In der Studie wurden die jungen Menschen auch gefragt, wie sie Trier als Arbeits- und Wohnort nach dem Studium bewerten. Im Schnitt sind die Studierenden zufrieden mit den Freizeitanegboten in der Stadt. Besonders geschätzt wird die Natur. Vom Wohnen in der Stadt haben die meisten ein positives Bild. Die Bewertung der Trierer Mentalität fällt etwas ab, die Wohnkosten werden von vielen als hoch eingeschätzt. Mobilfunk und Internet werden gut, öffentlicher Nah- und Fernverkehr wird eher durchschnittlich bewertet. Straßenverkehr und insbesondere Fahrradfreundlichkeit werden sehr kritisch gesehen.Was den Arbeitsmarkt angeht, fühlen sich die Studierenden eher schlecht über ihre Karrierechancen in Trier und Luxemburg informiert. Laut Studienleiter Burchard könne man hier ansetzen und mehr über Arbeitgeber informieren. Auffällig war, dass viele Studierende Fragen zum Arbeitsmarkt in Trier nicht beantworten konnten.

Einen großen Unterschied, ob man in der Region bleibt oder nicht, macht laut den Ergebnissen auch aus, ob man heimisch oder zugezogen ist. Während fast 60 Prozent der Zugezogenen Trier eher verlassen möchten und nur sehr wenige vorhaben, fest zu bleiben, wollen 50 Prozent der
Einheimischen eher bleiben. Laut Burchard können diejenigen, die von weiter weg kommen, während des Studiums offenbar nicht überzeugt werden, zu bleiben. „Da müsste man ansetzen", hob er hervor. Insofern lautet eine seiner zentralen Empfehlungen, die Stärken der Region als Standort und Arbeitsmarkt stärker ins Bewusstsein zu rufen.
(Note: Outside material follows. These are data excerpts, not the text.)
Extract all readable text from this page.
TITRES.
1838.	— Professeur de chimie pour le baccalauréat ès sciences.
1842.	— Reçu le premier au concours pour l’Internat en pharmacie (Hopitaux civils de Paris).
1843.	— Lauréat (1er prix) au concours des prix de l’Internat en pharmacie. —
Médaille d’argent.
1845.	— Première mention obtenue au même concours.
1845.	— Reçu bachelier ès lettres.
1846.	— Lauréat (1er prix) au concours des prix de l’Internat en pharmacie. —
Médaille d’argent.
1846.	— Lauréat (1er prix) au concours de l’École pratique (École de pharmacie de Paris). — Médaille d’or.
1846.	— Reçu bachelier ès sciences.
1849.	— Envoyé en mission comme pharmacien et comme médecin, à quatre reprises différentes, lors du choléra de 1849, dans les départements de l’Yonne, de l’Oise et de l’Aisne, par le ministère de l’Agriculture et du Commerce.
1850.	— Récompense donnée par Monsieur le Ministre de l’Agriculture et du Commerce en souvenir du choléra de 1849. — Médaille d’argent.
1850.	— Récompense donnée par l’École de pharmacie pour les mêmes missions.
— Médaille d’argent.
Genau in diese Kerbe schlug auch Pascal Schäfer, Absolvent der Trierer Uni, Personalberater und Gründer von talentmindz.de, einer digitalen Personalvermittlungsagentur. Der gebürtige Trierer sagte, ihm sei erst während seines Studienaufenthalts in Frankreich und bei einem Praktikum in Luxemburg klar geworden, was die Großregion zu bieten hat. War er sich anfangs noch sicher, Trier nach dem Studium zu verlassen, hat er sich dann doch hier niedergelassen. „Man sollte die Attraktivität der Region besser kommunizieren", lautete Schäfers Tipp.

Phillip Ihl, Gründer der fashiontale GmbH, einer Online-Plattform, die gebrauchte Kleidung von Bloggern und Influencern verkauft, macht aktuell die Erfahrung, dass es vor allem im Bereich Finanzen problematisch ist, Akademiker in Trier für sein Unternehmen zu gewinnen.

OB Wolfram Leibe hob die bedeutende Rolle Luxemburgs hervor, wenn es darum geht, junge Menschen in der Region zu halten. Der grenzüberschreitende Arbeitsmarkt biete hervorragende Chancen – gerade für Akademiker. Diesen Aspekt betonte auch Julia Schäfer vom Amt für Stadtentwicklung und Statistik: Der Luxemburger Arbeitsmarkt könne helfen, junge Menschen in der Region zu halten.